Rückkehr ans Meer (F 2009)

rueckkehr-ans-meerFrancois Ozon und der Tod. Dem Lebensende, mehr noch Umgang mit und Verarbeitung dessen, widmete sich der französische Arthouse-Filmer bereits in „Unter dem Sand“ und „Die Zeit, die bleibt“. „Le Refuge“, im Deutschen fälschlicherweise mit „Rückkehr ans Meer“ überschrieben, bildet den Abschluss dieser lose verknüpften Trilogie über den zehrenden Verlust geliebter Menschen. Doch etwas ist anders. Ozon, dieser oft schmerzlich nüchterne Charakteranalyst, entdeckt in lebensfrohen Bildern bei aller thematischen Schwere plötzlich den Genuss des Augenblicks.

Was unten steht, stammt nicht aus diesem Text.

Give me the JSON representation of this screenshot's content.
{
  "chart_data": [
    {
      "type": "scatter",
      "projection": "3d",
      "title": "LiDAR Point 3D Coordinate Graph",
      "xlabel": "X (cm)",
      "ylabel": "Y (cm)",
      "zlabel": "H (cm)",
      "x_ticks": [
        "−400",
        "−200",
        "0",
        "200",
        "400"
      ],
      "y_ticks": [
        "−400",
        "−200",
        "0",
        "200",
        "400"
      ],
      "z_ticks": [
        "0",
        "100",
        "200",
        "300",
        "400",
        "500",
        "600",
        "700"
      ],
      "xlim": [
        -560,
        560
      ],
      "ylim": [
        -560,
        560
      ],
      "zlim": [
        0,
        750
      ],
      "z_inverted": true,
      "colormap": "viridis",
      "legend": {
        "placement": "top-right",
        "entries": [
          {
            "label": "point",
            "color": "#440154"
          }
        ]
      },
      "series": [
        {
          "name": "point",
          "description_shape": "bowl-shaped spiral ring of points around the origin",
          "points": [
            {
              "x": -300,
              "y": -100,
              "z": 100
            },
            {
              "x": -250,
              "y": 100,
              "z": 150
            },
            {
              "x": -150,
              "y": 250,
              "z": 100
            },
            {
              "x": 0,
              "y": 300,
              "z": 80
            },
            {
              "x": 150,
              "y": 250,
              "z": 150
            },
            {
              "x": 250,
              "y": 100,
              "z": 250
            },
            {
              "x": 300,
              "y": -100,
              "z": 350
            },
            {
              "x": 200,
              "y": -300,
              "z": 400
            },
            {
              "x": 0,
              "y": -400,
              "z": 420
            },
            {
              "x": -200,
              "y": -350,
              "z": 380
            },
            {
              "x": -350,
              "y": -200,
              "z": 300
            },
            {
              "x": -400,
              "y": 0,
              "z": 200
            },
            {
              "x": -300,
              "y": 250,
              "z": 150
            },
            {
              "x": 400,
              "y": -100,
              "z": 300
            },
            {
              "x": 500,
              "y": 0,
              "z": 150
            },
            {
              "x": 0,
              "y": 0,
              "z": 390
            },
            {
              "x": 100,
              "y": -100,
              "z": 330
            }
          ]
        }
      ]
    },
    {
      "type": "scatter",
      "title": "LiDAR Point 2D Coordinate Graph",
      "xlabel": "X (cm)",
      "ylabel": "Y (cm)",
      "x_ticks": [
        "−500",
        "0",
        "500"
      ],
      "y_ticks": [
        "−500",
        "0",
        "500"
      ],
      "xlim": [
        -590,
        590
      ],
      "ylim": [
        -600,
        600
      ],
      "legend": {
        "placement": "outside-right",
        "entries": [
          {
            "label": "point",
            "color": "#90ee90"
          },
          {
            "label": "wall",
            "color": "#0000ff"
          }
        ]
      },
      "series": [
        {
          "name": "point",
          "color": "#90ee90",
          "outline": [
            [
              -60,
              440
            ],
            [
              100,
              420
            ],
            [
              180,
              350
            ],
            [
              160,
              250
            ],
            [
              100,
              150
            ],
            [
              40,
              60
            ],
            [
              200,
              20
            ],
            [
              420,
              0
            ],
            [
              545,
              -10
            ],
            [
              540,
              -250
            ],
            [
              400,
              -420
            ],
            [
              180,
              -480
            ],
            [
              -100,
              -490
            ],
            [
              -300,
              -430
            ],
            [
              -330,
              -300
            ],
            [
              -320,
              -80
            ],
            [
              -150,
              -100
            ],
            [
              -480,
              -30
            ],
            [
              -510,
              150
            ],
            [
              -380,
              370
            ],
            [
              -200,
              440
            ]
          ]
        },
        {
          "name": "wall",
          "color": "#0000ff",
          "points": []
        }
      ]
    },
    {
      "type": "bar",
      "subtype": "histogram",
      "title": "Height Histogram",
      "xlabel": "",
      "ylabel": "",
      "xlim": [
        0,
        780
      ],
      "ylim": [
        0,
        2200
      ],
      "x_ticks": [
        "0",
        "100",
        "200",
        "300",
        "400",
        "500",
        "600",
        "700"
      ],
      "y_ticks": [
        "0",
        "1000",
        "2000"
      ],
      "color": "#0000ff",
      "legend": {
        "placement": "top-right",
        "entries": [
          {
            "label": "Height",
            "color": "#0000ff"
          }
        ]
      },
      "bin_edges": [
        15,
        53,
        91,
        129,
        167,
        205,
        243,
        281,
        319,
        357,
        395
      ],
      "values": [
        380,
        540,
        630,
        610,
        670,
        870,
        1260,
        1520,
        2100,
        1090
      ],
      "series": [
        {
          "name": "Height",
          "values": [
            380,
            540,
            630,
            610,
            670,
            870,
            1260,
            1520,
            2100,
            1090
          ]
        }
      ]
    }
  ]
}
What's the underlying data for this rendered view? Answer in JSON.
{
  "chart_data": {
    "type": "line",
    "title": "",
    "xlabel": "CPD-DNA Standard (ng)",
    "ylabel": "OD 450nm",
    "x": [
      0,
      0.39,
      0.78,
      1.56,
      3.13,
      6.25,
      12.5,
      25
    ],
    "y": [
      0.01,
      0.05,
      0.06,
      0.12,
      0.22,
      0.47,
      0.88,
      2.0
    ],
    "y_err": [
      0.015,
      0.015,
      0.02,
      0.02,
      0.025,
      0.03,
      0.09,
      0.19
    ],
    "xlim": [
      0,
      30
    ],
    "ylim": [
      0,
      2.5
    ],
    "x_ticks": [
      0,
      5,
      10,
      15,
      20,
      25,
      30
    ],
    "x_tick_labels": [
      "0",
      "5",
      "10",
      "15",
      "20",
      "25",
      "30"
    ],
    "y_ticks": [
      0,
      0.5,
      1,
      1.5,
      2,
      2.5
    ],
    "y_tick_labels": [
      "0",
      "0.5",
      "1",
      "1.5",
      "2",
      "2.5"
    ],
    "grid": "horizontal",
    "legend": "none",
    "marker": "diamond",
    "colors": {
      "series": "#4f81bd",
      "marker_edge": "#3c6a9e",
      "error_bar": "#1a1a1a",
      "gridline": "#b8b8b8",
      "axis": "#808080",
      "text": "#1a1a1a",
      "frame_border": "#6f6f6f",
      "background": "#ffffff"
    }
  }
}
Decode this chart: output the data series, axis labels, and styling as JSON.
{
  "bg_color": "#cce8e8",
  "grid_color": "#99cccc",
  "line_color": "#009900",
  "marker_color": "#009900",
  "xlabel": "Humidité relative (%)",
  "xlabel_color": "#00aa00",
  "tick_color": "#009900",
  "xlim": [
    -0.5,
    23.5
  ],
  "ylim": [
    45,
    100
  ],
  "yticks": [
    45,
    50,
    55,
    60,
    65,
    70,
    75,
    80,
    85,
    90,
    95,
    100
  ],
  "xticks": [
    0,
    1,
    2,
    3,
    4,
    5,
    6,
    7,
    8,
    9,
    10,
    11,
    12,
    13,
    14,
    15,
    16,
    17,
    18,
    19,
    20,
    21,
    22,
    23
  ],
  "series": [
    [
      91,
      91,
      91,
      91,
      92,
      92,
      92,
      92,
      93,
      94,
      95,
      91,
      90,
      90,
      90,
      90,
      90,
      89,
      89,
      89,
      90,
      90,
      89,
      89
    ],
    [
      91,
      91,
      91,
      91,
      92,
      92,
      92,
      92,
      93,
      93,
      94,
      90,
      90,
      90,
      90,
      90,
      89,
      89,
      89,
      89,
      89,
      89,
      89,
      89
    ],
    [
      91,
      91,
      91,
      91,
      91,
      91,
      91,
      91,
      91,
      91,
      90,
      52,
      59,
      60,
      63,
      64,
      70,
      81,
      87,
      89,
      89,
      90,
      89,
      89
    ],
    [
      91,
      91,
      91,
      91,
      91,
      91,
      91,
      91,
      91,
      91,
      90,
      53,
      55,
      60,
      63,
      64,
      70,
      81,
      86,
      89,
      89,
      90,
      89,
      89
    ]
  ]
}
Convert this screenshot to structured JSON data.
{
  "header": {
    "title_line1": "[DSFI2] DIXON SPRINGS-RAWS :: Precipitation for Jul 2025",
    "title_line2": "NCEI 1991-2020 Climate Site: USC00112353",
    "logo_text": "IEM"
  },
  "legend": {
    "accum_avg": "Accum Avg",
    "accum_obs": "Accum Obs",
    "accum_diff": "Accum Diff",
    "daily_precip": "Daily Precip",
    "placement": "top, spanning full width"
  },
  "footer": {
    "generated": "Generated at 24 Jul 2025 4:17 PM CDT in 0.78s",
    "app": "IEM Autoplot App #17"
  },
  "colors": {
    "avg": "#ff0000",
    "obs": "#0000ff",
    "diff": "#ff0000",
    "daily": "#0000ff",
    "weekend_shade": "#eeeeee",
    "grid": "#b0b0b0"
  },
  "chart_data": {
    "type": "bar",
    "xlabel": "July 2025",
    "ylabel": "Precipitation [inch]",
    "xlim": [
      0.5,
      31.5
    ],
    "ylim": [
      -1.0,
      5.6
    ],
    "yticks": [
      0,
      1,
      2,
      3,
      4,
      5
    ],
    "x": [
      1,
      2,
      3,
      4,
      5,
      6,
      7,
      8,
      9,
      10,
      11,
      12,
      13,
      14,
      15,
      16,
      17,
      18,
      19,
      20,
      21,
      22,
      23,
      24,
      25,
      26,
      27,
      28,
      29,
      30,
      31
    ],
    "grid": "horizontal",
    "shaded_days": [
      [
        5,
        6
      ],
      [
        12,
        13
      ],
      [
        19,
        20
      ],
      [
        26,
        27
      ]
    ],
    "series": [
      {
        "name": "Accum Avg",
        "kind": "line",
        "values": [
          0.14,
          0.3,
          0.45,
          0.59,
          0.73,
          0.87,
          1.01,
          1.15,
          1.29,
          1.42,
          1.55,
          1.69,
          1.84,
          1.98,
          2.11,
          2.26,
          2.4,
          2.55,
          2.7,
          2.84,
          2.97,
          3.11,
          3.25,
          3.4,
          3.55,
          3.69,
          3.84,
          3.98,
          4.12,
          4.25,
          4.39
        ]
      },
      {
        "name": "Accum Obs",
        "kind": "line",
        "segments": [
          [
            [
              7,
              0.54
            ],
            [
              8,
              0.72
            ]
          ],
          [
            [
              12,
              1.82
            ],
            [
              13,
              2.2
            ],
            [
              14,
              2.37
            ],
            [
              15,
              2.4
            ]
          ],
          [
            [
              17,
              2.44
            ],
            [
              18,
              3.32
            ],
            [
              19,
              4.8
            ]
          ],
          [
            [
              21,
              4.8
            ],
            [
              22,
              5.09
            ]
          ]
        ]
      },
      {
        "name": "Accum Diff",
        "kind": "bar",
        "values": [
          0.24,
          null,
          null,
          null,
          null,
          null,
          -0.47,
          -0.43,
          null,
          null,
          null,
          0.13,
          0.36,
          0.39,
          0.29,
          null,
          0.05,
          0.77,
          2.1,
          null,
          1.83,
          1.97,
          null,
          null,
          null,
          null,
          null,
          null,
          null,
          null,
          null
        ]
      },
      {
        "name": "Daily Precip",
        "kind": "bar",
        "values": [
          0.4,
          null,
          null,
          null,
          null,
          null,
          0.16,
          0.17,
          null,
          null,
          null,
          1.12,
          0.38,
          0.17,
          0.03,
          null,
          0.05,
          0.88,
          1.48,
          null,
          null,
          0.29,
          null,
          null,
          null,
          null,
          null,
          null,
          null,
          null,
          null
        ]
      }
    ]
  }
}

Der betont knapp abgehandelte Prolog zeigt Mousse (Isabelle Carré, „Herzen“) und ihren Freund Louis (Melvil Poupaud, „Eine Affäre in Paris“). Er ist ein Sohn aus gutem Hause und gibt sich mit der Geliebten hemmungslos der Heroinsucht hin. Als er an einer Überdosis stirbt, erfährt sie, knapp mit dem Leben davongekommen, dass sie schwanger ist. Auf der Beerdigung fordert Louis‘ dominante Mutter eine Abtreibung. Mousse pflichtet ihr wie betäubt bei. Doch sie, wie der folgende Zeitsprung ein paar Monate in die Zukunft zeigt, trägt das Kind trotzdem aus.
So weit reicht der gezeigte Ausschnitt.